South Carolina AG mounts gubernatorial bid, advocates for abolishing state income tax, DOGE-ing government
South Carolina Attorney General Alan Wilson, an adopted son of U.S. Rep. Joe Wilson, R-S.C., has announced a Palmetto State gubernatorial bid.
"As your governor, we'll deliver meaningful relief to hard-working people. We're going to finally eliminate the state income tax," Wilson, who has served as the state's attorney general since 2011, said during a speech on Monday.
"We're going to DOGE South Carolina government from top to bottom," he declared. "We will root out waste, fraud, and abuse, and we will expose it."
U.S. Rep. Nancy Mace, R-S.C., who has said that she is considering running for governor, has previously accused Wilson of protecting pedophiles.
"How does Alan Wilson explain his record of protecting kids vs. protecting p*dos? You either protect kids or you protect p*dos. You can't do both. Alan Wilson chose p*dophiles. Hold the line," Mace wrote in an April post on X.
Robert Kittle, spokesperson for the state attorney general's office, called Mace's accusations "ridiculous," telling Fox News Digital in an email on Tuesday that as an assistant attorney general, Wilson previously "prosecuted, and put behind bars, people who sexually abused children."
Wilson appeared to push back against Mace's attacks in a lengthy post on X in May.

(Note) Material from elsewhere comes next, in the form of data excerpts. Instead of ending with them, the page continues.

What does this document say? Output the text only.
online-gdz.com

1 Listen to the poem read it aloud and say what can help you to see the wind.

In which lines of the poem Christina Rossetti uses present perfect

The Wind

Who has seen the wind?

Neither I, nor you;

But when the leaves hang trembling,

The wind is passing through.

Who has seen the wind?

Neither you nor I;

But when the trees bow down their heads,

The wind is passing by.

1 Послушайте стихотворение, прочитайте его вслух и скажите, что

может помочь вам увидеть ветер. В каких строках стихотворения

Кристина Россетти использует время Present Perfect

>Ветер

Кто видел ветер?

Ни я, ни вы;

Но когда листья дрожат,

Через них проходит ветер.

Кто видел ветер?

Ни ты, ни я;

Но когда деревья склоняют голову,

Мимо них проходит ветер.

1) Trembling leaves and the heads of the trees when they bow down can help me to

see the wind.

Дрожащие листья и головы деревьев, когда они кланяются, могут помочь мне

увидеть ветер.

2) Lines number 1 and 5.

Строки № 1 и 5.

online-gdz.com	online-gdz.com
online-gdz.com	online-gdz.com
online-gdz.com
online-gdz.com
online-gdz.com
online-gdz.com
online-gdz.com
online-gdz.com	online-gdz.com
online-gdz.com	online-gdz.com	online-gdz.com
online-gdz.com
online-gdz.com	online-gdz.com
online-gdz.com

"I will not stand by and allow someone to lie about, not only me, but the dedicated men and women in my office who've been in the trenches protecting kids for years. A would-be candidate for Governor is attacking me, prosecutors, and our law enforcement partners who put their life on the line to protect children and catch predators. Enough is enough. Over the course of the last several weeks, this would-be candidate has peddled lies and mistruths for her own political ambitions and clicks on social media," he asserted.
"Specifically, she has brought up a handful of cases from the last decade related to offenders that obtained illegal images of children. Let me be clear, our ICAC (Internet Crimes Against Children) division has worked to get these criminals before a judge and hold them accountable. Our objective is to indict, prosecute, and get them added to the Sex Offender Registry," he noted in part of the long post.
"When the would-be candidate for Governor criticizes the Attorney General's Office, she's purposefully omitting the fact that judges give sentences, not prosecutors. When she criticizes the prosecutors, she's ignorant to the fact that often, our office is working in sync with a federal agencies that can get more time," Wilson declared.
Mace fired back at the time, describing the post as "a very long-winded deflection full of excuses, half-truths and lies, as to why you can't seem to do your job effectively as South Carolina Attorney General."
Current Gov. Henry McMaster, a Republican, is not eligible to seek another term in 2026 because the state constitution stipulates, "No person shall be elected Governor for more than two successive terms."
McMaster, who became governor in 2017 after Gov. Nikki Haley, also a Republican, stepped down to become U.S. ambassador to the United Nations, won the state's 2018 and 2022 gubernatorial elections.